Trump claims ‘victory for security’ in travel ban ruling

Restrictions continue for residents of six ‘terror-prone’ Muslim-majority countries

A flag flies outside the US supreme court after it was announced that the court will allow a limited version of Donald Trump’s travel ban to take effect. Photograph: Eric Thayer/Getty

A flag flies outside the US supreme court after it was announced that the court will allow a limited version of Donald Trump’s travel ban to take effect. Photograph: Eric Thayer/Getty

 

US president Donald Trump has welcomed a supreme court decision to uphold part of his controversial travel ban as “a clear victory for our national security,” as the country’s highest court paved the way for travel restrictions on residents of what Mr Trump termed six “terror-prone” countries.

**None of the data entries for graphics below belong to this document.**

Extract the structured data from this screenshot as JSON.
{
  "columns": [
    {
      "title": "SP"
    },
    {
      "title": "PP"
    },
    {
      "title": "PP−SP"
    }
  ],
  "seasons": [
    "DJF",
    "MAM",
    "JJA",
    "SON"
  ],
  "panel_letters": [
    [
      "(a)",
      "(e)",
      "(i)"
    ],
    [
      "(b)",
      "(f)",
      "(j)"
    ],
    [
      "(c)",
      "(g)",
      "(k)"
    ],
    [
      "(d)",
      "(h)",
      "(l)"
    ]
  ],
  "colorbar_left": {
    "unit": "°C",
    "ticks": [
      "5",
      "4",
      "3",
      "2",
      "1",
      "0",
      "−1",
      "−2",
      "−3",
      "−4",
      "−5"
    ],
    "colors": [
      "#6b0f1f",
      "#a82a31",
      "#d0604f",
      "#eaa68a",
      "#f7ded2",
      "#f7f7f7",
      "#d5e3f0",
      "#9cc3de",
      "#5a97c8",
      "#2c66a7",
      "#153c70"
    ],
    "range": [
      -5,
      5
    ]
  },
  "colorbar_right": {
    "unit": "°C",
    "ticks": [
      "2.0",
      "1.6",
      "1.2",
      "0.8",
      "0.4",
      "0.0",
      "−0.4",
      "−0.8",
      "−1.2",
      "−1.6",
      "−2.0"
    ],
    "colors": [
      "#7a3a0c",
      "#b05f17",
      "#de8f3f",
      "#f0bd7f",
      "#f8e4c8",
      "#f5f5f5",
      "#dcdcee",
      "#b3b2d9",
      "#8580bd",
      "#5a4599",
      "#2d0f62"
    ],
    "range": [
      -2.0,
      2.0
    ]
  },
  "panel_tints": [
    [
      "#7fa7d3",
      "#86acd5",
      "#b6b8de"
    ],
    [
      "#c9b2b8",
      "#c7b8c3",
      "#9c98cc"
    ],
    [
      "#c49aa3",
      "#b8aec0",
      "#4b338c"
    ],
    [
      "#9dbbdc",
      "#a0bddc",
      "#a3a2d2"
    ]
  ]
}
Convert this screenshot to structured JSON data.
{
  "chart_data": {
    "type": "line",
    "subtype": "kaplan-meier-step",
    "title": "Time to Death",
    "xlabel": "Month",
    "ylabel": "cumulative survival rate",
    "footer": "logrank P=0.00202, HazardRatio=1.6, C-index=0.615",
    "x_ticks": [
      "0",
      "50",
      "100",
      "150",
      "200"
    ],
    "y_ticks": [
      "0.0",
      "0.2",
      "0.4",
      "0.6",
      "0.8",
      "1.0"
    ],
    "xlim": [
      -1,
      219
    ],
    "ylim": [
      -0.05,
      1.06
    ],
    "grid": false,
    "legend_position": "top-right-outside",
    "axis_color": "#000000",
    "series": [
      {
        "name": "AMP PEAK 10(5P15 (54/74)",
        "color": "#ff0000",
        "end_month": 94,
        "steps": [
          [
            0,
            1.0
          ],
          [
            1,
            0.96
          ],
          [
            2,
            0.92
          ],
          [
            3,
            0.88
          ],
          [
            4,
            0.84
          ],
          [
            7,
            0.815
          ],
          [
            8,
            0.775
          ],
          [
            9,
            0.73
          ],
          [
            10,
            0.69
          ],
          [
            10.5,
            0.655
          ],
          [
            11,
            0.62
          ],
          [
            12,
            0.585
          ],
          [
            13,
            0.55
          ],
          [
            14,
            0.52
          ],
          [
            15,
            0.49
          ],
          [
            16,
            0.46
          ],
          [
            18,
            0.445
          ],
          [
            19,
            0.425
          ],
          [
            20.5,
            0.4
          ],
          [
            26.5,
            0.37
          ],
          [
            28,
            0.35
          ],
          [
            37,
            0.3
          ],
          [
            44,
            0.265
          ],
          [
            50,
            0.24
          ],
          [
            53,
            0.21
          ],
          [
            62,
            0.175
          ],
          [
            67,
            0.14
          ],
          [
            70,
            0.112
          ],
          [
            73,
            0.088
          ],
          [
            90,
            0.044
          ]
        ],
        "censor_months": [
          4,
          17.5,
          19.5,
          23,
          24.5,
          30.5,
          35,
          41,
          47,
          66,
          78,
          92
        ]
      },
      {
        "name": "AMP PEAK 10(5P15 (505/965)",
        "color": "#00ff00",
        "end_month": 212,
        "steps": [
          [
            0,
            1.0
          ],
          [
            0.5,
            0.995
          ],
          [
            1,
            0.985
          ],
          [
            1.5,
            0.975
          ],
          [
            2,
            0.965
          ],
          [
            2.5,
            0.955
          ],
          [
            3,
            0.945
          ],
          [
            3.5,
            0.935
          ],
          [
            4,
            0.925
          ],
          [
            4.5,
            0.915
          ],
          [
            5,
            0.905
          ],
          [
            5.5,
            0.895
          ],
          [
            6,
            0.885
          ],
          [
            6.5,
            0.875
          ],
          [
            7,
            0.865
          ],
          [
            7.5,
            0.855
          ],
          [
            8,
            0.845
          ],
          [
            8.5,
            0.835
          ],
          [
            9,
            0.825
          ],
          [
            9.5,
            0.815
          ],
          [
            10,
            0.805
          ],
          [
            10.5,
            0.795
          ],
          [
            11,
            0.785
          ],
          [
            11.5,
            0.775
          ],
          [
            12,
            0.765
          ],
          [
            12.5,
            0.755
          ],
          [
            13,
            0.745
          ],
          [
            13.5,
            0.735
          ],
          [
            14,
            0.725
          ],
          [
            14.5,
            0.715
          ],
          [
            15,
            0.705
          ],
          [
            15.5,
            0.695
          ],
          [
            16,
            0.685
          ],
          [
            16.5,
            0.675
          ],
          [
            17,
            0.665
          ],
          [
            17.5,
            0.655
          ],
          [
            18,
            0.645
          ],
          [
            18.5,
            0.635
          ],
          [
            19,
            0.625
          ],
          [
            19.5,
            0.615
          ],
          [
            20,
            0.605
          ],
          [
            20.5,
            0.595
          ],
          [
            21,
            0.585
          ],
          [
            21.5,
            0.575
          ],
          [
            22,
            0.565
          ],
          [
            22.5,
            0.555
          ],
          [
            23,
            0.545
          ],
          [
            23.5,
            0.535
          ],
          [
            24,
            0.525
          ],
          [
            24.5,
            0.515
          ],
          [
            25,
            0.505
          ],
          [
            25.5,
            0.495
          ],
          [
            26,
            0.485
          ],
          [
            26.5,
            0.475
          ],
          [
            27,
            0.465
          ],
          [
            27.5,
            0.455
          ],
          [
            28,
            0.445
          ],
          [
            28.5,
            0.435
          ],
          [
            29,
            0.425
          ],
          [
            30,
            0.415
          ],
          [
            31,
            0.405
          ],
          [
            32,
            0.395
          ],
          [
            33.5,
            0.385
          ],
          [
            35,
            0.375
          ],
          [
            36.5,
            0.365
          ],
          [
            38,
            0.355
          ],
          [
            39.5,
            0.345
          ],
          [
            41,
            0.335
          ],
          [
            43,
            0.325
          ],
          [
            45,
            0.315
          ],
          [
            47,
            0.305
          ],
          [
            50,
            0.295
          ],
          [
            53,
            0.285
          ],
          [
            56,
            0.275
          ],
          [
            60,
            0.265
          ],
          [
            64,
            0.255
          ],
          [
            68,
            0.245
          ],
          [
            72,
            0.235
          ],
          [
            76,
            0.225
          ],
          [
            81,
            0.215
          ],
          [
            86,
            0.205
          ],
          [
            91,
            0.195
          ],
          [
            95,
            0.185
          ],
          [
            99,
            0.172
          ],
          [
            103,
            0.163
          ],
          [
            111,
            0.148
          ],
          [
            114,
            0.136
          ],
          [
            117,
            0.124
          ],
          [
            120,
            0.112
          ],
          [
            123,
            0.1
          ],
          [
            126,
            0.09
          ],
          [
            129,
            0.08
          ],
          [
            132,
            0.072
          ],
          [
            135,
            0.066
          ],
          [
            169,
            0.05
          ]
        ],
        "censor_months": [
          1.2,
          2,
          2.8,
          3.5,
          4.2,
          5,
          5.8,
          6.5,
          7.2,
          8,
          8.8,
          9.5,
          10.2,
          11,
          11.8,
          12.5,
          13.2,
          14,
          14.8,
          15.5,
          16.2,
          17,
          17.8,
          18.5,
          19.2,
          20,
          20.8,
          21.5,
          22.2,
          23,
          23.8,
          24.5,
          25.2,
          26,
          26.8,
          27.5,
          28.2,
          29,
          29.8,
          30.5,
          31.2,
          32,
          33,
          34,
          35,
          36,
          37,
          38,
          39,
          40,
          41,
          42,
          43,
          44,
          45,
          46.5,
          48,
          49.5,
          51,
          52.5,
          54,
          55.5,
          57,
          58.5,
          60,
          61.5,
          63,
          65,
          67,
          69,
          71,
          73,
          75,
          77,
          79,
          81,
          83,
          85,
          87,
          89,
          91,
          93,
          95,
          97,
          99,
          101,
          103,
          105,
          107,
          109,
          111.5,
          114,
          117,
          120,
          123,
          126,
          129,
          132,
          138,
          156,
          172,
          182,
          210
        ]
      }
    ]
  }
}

In a decision on Monday, the supreme court ruled that a limited version of Mr Trump’s immigration ban can come into effect, though it “may not be enforced against foreign nationals who have a credible claim of a bona fide relationship with a person or entity in the United States”. The decision is likely to affect the issuance of visas to new applicants from the six Muslim-majority countries affected by the ban – Iran, Libya, Somalia, Sudan, Syria and Yemen.

In a statement, the president said the decision would allow the “travel suspension for the six terror-prone countries and the refugee suspension to become largely effective”.

“As president, I cannot allow people into our country who want to do us harm,” he said. “I want people who can love the United States and all of its citizens, and who will be hardworking and productive. My number one responsibility as commander in chief is to keep the American people safe.”

The supreme court will consider the full case after the summer recess.

Monday’s decision in effect removes the stay on aspects of the ban that was introduced following judgments by several lower courts over the past few months.

Most recently the fourth circuit court of appeal in Virginia upheld a ruling in Maryland that the revised proposed 90-day ban on immigration from six Muslim-majority countries violated the principle of religious freedom enshrined in the constitution. It followed a similar judgment by a federal district court in Hawaii.

Legal minefield

Several courts used the president’s previous comments against Muslims during his presidential campaign as part of their reasoning.

The decision by the supreme court to hear the Trump administration’s appeal of the federal court rulings in the autumn sets up a major constitutional challenge for the nine-member court who will have to decide about the constitutionality of the US president’s power over immigration and national security matters. Mr Trump and his lawyers have consistently argued that it is the right of the US president to take measures that are deemed to be in the interest of national security.

Mr Trump signed an executive order banning immigration from seven Muslim-majority countries within his first week in office, a move that caused chaos at airports across the country and prompted multiple law suits. After a stay was placed on the order Mr Trump presented a revised order in March which excluded Iraq from the list of countries covered by the ban and omitted a section that appeared to target Syrian refugees.

The supreme court decision, announced on the court’s last day of term, could open up a legal minefield as lawyers try to prove an immigrant’s claims of a “bona fide relationship” with a person in the United States.

Global perceptions of the US

Meanwhile, a survey by the Pew Research Centre has found that the United States’s reputation across the world has plunged in the wake of Mr Trump’s election.

The annual survey, which looks at perceptions of the US in 37 countries, found that the favourability of the US has fallen sharply in virtually all countries since the billionaire property developer was elected. The notable exceptions are Russia and Israel where positive opinions of the US rose following his election.

The study found that a median of just 22 per cent of people in 37 countries had confidence in Mr Trump, compared to the 64 per cent favourability rating enjoyed by his predecessor Barack Obama at the end of his presidency. His leadership has also affected global perceptions of the US, with 49 per cent of people favourably inclined towards the US, compared to 64 per cent in the closing years of the Obama presidency.

The last time there was such a shift in global perceptions of a US presidency was after the election of Mr Obama when perceptions of the US shot up following the George W Bush presidency, which had seen historically low ratings internationally.

The survey, which was undertaken between February and May this year, questioned more than 40,000 respondents in 37 countries.

Almost a third (32 per cent) of respondents supported Mr Trump’s plan to ban immigration from Muslim-majority countries, though support rose to more than half in four countries – Hungary, Poland, Israel and Russia.